Do Brunet : Beaucoup de souhaits, difficiles à mettre en route pour le moment, mais il est certain que ça turbine dans nos têtes et que nous en parlons régulièrement. Le fonctionnement bénévole du Collège Artistique, ne nous permet pas de dédier de temps supplémentaire, pour le moment, à ce super projet. Il nous faut donc apprendre la patience. En plus des projets cités précédemment, nous envisageons aussi, de ré-activer une autre pièce de la période américaine avec un jeune ballet ou une compagnie de répertoire. Et l’envie de réaliser un documentaire, archive des archives est présente. Pour le moment nous engrangeons des images, et des sons de la reprise de Red Notes et des périodes de recherche, et profitons de nos temps de travail pour susciter des discussions avec les anciens, danseurs ou collaborateurs ainsi qu’avec la nouvelle génération que nous invitons à questionner et chercher avec nous au sein du groupe de recherche. Celui-ci va continuer à se réunir le plus régulièrement possible, car nous travaillons à une méthodologie de transmission des œuvres, ainsi qu’au décryptage des archives pour pouvoir constituer des « boîtes à outils » par pièce. Nous creusons, nous fouillons et nous trouvons. Andy c’est une mine d’or à découvrir et faire connaître.

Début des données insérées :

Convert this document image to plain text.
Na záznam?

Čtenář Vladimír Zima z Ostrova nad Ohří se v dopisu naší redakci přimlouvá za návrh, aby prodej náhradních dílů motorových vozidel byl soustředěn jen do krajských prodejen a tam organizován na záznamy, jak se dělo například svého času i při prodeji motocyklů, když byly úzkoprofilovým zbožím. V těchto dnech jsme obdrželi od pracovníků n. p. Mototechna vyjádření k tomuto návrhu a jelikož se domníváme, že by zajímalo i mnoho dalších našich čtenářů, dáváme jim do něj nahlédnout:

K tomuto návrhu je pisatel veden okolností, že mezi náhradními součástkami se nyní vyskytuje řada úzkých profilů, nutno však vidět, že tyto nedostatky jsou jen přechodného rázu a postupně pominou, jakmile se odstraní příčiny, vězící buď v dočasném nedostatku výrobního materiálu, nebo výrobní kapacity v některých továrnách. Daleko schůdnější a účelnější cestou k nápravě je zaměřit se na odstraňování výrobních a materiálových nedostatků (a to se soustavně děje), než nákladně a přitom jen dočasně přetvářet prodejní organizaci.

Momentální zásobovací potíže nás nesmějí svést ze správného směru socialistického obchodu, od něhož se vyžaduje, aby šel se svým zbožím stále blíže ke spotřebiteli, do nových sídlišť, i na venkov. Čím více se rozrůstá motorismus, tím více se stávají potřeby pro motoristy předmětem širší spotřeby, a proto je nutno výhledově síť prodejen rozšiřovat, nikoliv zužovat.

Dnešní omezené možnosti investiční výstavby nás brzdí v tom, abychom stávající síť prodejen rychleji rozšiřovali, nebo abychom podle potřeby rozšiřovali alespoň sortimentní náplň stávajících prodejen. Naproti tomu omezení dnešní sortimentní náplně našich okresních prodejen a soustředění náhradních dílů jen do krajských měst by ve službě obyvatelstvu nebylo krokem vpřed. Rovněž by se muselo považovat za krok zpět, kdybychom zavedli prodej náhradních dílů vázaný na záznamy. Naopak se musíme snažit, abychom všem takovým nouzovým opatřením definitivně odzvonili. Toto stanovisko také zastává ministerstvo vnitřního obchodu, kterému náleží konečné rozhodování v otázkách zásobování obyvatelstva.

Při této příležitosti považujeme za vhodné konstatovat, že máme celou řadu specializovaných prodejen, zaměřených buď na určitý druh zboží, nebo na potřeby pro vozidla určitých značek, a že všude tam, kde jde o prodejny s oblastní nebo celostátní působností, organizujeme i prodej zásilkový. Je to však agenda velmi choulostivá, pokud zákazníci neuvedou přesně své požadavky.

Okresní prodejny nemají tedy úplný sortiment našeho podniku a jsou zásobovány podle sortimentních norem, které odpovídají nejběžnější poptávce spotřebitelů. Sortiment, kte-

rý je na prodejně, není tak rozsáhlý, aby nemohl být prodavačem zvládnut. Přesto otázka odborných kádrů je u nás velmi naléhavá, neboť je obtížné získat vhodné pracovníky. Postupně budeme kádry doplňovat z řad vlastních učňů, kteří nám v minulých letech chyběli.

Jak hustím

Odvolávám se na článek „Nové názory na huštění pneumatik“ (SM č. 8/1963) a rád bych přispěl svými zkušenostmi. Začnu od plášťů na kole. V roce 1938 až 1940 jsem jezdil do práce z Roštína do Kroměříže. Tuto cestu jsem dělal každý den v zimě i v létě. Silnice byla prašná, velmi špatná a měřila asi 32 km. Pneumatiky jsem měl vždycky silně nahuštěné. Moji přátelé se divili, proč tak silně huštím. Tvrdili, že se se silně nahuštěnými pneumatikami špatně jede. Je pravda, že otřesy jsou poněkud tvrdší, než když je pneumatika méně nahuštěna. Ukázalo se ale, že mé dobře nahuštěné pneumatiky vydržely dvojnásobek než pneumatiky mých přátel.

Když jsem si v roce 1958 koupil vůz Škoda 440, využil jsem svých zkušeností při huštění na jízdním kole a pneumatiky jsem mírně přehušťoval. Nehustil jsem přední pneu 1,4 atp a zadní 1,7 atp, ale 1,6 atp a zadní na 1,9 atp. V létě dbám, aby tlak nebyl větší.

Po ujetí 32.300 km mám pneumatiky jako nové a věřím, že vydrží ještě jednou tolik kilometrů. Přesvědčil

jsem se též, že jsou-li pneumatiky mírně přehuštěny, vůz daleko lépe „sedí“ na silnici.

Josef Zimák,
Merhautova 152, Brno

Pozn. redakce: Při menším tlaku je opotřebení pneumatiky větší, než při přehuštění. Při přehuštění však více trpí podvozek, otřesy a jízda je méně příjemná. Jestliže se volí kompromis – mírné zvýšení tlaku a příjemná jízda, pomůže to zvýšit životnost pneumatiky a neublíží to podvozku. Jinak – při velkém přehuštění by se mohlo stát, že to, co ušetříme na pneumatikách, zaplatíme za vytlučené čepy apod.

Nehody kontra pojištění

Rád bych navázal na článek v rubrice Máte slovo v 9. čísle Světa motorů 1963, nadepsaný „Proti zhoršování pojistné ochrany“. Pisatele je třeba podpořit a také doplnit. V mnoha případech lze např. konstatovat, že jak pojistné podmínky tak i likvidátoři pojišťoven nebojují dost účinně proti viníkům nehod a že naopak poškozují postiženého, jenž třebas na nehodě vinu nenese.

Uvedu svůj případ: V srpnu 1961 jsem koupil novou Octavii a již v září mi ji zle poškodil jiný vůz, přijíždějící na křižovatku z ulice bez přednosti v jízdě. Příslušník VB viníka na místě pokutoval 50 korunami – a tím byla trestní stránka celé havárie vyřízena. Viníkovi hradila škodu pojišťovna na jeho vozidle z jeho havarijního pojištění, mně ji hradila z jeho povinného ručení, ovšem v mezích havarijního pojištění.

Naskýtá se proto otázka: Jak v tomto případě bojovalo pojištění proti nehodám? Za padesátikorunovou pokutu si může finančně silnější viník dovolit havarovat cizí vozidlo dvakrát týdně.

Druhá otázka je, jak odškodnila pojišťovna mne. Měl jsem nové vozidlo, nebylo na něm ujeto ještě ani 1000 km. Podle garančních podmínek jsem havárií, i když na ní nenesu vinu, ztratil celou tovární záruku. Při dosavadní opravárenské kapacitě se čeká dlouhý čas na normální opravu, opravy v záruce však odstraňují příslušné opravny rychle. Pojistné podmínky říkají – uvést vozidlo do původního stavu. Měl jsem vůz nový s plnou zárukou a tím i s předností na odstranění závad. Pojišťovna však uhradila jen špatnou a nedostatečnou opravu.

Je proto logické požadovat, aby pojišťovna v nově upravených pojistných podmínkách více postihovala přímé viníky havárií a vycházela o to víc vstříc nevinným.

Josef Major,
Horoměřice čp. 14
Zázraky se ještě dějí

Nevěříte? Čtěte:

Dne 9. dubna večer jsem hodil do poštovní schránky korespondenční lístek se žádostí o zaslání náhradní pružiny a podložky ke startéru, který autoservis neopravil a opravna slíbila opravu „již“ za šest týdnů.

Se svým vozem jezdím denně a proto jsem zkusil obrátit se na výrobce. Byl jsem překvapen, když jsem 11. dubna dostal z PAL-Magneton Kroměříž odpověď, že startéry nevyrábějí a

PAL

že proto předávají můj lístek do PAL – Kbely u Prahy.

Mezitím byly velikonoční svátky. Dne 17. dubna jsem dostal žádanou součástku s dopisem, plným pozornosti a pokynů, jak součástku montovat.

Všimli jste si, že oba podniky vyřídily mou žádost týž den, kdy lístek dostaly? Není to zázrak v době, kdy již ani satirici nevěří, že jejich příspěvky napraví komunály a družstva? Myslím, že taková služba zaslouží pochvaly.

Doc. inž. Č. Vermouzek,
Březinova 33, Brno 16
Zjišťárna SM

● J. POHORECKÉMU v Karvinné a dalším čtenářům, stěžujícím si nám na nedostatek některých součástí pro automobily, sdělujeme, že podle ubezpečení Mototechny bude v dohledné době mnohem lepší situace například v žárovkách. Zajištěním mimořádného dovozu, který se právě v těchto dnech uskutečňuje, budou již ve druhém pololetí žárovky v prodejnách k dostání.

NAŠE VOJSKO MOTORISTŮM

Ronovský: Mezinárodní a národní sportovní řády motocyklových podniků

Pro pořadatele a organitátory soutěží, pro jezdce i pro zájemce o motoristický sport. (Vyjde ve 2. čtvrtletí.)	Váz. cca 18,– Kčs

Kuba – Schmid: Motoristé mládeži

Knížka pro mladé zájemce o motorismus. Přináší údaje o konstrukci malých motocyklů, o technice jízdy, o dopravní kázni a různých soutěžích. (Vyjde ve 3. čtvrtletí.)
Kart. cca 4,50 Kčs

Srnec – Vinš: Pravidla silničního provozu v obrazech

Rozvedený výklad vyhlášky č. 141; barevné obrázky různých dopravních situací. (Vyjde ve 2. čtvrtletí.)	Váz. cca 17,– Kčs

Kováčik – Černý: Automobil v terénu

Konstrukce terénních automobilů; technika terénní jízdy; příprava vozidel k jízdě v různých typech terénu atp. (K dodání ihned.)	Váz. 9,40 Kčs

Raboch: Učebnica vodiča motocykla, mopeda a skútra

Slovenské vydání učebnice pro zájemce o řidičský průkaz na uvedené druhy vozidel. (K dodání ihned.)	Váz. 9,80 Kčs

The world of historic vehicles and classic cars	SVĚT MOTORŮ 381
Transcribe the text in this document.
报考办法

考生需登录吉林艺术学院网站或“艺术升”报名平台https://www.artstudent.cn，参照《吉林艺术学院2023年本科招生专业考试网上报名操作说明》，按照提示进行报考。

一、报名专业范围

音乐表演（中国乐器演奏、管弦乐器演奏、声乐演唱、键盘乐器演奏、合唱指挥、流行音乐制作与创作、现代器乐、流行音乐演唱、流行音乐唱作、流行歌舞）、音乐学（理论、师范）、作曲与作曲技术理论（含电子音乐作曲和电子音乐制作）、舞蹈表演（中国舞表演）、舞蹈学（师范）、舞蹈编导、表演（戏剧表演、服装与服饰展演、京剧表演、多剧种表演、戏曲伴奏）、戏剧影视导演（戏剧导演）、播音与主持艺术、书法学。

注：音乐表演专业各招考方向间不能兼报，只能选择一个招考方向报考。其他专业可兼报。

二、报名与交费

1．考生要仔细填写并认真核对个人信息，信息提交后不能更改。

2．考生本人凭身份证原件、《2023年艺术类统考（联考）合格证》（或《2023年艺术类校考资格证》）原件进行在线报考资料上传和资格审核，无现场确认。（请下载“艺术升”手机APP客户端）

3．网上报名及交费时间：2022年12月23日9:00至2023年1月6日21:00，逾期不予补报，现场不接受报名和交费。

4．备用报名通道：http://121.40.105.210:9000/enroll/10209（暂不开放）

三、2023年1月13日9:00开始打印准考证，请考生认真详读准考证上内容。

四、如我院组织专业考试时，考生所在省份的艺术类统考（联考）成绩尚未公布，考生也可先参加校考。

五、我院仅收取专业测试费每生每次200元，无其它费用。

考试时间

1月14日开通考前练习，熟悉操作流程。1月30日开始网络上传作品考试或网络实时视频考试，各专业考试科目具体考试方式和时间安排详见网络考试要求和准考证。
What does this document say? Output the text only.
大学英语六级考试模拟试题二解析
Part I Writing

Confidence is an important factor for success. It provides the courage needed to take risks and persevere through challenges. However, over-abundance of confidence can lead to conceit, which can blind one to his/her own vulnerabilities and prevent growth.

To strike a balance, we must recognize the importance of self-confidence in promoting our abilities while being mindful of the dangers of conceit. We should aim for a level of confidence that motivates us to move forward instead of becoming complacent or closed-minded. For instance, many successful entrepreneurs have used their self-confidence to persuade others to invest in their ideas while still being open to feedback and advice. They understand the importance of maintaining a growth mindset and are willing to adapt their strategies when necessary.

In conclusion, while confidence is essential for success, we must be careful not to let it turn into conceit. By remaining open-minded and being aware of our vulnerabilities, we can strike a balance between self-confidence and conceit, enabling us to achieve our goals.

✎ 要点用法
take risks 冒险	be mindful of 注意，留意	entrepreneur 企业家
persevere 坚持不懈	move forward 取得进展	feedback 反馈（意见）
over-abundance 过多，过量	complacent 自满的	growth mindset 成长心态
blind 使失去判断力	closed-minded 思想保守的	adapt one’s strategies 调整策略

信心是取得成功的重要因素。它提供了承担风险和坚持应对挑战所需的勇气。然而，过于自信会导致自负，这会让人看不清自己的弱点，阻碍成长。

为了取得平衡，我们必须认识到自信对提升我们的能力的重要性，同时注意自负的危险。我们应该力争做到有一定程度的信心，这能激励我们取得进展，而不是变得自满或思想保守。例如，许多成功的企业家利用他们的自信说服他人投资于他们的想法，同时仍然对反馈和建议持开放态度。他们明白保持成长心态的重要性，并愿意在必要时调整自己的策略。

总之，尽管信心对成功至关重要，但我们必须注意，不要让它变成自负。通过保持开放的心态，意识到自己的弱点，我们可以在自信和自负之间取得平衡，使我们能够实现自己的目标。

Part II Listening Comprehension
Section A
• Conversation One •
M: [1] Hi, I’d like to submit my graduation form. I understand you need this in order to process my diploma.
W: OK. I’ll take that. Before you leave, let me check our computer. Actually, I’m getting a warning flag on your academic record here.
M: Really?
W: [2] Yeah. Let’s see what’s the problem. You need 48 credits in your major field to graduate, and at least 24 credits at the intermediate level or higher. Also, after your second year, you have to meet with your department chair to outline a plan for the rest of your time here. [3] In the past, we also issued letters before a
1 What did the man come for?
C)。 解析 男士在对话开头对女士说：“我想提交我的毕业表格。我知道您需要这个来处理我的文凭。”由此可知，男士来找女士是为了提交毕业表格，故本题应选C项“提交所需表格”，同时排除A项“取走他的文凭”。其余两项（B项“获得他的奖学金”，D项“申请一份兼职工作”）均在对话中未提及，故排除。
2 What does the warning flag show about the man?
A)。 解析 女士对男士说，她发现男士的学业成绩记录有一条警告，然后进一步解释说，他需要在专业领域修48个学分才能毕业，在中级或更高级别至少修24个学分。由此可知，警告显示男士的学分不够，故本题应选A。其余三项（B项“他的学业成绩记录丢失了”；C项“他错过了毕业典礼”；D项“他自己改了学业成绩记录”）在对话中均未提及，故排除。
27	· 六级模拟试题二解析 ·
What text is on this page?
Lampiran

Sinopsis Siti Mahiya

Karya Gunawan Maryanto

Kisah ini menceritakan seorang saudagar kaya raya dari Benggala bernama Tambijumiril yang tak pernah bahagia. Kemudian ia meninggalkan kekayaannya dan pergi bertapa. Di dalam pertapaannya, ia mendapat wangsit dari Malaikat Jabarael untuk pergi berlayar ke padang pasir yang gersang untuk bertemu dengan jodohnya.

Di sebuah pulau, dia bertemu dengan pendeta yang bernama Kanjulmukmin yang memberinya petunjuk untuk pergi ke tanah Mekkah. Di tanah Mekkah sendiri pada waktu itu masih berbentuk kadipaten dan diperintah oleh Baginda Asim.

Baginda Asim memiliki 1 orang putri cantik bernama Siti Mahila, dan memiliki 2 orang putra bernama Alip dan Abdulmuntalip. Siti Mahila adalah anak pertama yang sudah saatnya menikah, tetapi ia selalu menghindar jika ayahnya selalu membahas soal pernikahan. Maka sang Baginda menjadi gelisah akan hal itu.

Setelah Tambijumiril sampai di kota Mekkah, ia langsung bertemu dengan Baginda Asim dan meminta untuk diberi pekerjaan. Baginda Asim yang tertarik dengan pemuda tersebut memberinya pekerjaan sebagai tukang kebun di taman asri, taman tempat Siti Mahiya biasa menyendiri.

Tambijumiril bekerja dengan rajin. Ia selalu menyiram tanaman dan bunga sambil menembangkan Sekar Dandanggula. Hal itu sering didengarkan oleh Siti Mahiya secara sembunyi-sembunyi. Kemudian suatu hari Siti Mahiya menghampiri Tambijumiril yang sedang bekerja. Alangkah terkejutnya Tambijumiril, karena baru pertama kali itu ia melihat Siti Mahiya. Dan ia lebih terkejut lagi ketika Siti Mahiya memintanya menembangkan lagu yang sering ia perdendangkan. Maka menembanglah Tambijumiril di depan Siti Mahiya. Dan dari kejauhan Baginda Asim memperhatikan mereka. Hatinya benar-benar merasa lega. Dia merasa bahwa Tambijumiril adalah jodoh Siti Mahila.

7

Red Notes / Rope Dance Translations / Fan Dance, vu au Théâtre Graslin / Angers Nantes Opéra, présenté dans le cadre d’une coproduction entre Angers Nantes Opéra et le Conservatoire à rayonnement régional de Nantes. Chorégraphies Andy De Groat, textes et musiques Gertrude Stein, Philip Glass et Michael Galasso. Réactivation le CCINP – andy de groat. Regard extérieur Stéphanie Bargues, régie générale Éric Fassa, costumes Suzanne Veiga Gomes, transmission aux stagiaires Stéphanie Bargues et Martin Barré. Photo © Jean-Marie Jagu pour Angers Nantes Opéra.

Red Notes / Rope Dance Translations / Fan Dance est présenté le 31 mai au Quai à Angers puis les 17 et 18 juin à la MC93 de Bobigny dans le cadre des Rencontres chorégraphiques de Seine-Saint-Denis et de Camping au CN D.